As shown in block 208 of FIG. 2, the process flow 200 of this embodiment includes terminating a malicious task, wherein terminating the malicious task includes flagging the malicious task and terminating completion of the malicious task. In some embodiments, after the system determines the red flag is appropriate for a task, the system may terminate the task and flag the task as malicious. In some embodiments, and as shown in FIG. 3, the system may terminate the task as shown in block 342. In some embodiments, and as shown in FIG. 3, flagging the task as malicious may include flagging the task for cryptojacking as shown in block 344.

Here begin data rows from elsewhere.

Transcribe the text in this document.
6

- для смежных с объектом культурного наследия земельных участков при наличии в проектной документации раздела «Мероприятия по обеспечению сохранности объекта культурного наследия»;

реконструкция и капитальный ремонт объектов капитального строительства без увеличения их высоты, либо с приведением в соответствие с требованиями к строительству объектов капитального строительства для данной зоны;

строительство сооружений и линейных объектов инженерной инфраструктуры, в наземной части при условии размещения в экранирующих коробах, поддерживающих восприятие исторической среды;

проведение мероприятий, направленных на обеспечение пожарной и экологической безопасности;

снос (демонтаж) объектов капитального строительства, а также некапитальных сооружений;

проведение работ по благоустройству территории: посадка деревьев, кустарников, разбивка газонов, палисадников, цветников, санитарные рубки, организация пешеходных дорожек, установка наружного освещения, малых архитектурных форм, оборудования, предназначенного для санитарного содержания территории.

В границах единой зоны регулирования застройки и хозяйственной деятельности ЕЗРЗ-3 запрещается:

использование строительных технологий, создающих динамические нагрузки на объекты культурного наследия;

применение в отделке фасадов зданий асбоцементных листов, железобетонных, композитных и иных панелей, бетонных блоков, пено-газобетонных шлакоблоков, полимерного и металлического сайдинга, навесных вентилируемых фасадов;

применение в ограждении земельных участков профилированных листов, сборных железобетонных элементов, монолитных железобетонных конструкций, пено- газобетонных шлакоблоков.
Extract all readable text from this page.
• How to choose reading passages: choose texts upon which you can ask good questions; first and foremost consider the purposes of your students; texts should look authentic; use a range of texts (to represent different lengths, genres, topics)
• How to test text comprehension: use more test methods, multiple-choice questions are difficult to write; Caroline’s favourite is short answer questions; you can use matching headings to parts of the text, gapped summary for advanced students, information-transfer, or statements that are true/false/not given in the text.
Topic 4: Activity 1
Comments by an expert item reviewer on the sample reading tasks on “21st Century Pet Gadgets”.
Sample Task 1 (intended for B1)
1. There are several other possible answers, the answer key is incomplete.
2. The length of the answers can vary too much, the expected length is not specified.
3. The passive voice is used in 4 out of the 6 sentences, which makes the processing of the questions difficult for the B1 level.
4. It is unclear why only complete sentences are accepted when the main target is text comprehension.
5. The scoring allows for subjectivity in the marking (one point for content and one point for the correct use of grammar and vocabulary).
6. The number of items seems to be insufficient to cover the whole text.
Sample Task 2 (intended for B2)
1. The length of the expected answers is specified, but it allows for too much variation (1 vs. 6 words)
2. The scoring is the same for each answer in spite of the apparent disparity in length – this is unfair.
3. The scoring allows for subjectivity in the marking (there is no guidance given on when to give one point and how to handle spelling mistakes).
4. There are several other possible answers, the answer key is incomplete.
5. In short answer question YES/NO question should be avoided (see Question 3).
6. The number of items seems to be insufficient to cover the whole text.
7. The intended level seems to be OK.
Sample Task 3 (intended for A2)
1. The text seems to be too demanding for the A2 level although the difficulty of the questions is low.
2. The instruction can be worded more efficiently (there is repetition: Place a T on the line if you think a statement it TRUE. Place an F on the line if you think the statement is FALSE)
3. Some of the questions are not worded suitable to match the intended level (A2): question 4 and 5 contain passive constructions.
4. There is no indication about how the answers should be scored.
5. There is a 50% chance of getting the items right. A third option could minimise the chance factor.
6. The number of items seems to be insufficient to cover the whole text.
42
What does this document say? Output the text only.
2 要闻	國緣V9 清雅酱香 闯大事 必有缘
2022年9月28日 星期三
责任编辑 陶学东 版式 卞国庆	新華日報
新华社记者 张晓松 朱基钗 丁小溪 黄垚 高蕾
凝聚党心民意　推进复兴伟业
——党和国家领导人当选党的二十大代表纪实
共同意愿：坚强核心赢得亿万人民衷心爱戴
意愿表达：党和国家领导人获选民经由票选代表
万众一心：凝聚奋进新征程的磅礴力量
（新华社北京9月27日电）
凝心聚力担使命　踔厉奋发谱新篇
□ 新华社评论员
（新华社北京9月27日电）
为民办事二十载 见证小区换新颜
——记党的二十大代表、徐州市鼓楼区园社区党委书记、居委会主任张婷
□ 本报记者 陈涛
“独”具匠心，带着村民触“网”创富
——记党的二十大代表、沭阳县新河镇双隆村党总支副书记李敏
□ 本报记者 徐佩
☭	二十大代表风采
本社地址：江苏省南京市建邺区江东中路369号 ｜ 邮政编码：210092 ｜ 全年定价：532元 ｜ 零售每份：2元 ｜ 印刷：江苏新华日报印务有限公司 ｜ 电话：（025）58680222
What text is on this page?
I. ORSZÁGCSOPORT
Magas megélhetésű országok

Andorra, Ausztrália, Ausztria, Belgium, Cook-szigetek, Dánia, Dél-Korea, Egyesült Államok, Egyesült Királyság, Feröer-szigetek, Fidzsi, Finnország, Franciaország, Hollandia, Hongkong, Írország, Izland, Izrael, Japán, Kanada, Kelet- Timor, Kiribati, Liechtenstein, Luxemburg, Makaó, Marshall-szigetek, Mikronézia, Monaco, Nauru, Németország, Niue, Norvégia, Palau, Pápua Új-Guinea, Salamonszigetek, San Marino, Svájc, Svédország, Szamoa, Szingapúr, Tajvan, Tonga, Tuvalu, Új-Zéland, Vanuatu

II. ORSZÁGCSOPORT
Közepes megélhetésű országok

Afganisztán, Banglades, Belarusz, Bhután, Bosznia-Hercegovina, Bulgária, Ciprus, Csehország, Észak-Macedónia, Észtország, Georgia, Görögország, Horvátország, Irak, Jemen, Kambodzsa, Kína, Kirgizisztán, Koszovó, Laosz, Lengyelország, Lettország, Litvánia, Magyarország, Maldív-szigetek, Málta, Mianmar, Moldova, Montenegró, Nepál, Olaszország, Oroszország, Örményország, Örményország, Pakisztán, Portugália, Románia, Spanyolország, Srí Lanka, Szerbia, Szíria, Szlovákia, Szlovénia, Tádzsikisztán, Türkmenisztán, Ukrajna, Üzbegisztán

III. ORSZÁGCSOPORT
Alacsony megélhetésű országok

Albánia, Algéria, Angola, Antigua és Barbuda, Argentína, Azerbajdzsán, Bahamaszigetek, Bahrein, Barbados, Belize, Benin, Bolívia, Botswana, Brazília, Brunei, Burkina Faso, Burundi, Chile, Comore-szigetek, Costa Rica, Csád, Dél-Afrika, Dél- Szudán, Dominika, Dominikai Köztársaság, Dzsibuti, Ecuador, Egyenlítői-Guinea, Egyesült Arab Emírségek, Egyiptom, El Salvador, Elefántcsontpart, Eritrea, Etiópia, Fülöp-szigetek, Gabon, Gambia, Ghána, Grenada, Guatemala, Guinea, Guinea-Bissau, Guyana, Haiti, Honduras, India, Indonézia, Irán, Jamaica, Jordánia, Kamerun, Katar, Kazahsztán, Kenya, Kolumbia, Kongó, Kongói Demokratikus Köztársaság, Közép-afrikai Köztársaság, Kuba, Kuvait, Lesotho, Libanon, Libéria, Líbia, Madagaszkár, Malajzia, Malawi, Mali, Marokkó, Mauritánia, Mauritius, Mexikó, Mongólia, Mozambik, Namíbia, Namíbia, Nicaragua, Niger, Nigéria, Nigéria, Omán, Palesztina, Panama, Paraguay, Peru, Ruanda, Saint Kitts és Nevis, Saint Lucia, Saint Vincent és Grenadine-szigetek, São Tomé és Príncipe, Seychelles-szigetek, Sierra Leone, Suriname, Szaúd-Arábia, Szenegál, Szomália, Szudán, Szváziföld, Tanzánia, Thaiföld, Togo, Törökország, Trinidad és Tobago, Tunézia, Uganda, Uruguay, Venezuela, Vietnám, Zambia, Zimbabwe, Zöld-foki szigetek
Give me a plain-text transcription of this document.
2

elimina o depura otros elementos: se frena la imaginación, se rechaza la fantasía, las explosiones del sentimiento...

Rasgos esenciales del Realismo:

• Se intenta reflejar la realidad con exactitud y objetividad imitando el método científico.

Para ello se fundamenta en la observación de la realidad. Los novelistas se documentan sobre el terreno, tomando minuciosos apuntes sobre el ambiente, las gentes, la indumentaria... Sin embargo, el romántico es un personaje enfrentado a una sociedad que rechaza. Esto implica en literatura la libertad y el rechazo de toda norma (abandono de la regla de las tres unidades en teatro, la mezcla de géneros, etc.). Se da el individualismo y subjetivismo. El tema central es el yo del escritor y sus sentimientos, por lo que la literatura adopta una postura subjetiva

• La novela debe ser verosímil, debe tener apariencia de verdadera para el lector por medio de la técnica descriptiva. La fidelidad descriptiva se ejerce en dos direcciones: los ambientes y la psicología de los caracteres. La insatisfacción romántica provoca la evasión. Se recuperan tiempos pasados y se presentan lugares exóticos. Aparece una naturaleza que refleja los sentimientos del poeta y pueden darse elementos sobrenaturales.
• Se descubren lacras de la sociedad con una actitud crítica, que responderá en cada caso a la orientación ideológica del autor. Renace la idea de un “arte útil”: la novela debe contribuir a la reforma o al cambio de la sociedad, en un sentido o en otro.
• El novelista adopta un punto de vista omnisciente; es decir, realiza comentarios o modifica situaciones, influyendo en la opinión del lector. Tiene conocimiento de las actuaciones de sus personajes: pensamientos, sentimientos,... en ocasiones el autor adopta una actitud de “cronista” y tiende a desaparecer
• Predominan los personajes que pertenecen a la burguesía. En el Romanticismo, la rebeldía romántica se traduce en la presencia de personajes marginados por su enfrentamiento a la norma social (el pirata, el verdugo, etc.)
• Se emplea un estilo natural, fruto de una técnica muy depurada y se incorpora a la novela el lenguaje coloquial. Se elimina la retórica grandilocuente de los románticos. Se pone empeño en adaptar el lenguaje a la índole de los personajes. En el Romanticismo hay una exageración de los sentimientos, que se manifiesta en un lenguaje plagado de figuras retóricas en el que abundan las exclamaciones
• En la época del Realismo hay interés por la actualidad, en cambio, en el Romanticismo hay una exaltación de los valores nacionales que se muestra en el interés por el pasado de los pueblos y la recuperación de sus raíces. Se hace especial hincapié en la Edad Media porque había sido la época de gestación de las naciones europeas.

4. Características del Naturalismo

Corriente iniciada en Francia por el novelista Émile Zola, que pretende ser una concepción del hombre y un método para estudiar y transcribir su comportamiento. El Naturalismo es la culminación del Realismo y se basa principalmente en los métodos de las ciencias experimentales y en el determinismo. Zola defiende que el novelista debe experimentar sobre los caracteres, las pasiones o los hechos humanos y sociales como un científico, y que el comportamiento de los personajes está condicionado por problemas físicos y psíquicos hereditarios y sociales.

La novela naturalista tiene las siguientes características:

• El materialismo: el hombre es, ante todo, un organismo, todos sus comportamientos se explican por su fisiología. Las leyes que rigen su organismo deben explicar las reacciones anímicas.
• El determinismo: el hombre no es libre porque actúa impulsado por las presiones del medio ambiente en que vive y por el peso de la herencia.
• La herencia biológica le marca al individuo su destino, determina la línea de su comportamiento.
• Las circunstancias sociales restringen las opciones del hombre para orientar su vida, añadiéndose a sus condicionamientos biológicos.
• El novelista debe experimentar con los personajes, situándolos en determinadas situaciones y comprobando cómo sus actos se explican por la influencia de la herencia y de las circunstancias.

As will be appreciated by one of ordinary skill in the art, the present disclosure may be embodied as an apparatus (including, for example, a system, a machine, a device, a computer program product, and/or the like), as a method (including, for example, a business process, a computer-implemented process, and/or the like), as a computer program product (including firmware, resident software, micro-code, and the like), or as any combination of the foregoing. Many modifications and other embodiments of the present disclosure set forth herein will come to mind to one skilled in the art to which these embodiments pertain having the benefit of the teachings presented in the foregoing descriptions and the associated drawings. Although the figures only show certain components of the methods and systems described herein, it is understood that various other components may also be part of the disclosures herein. In addition, the method described above may include fewer steps in some cases, while in other cases may include additional steps. Modifications to the steps of the method described above, in some cases, may be performed in any order and in any combination.

Therefore, it is to be understood that the present disclosure is not to be limited to the specific embodiments disclosed and that modifications and other embodiments are intended to be included within the scope of the appended claims. Although specific terms are employed herein, they are used in a generic and descriptive sense only and not for purposes of limitation.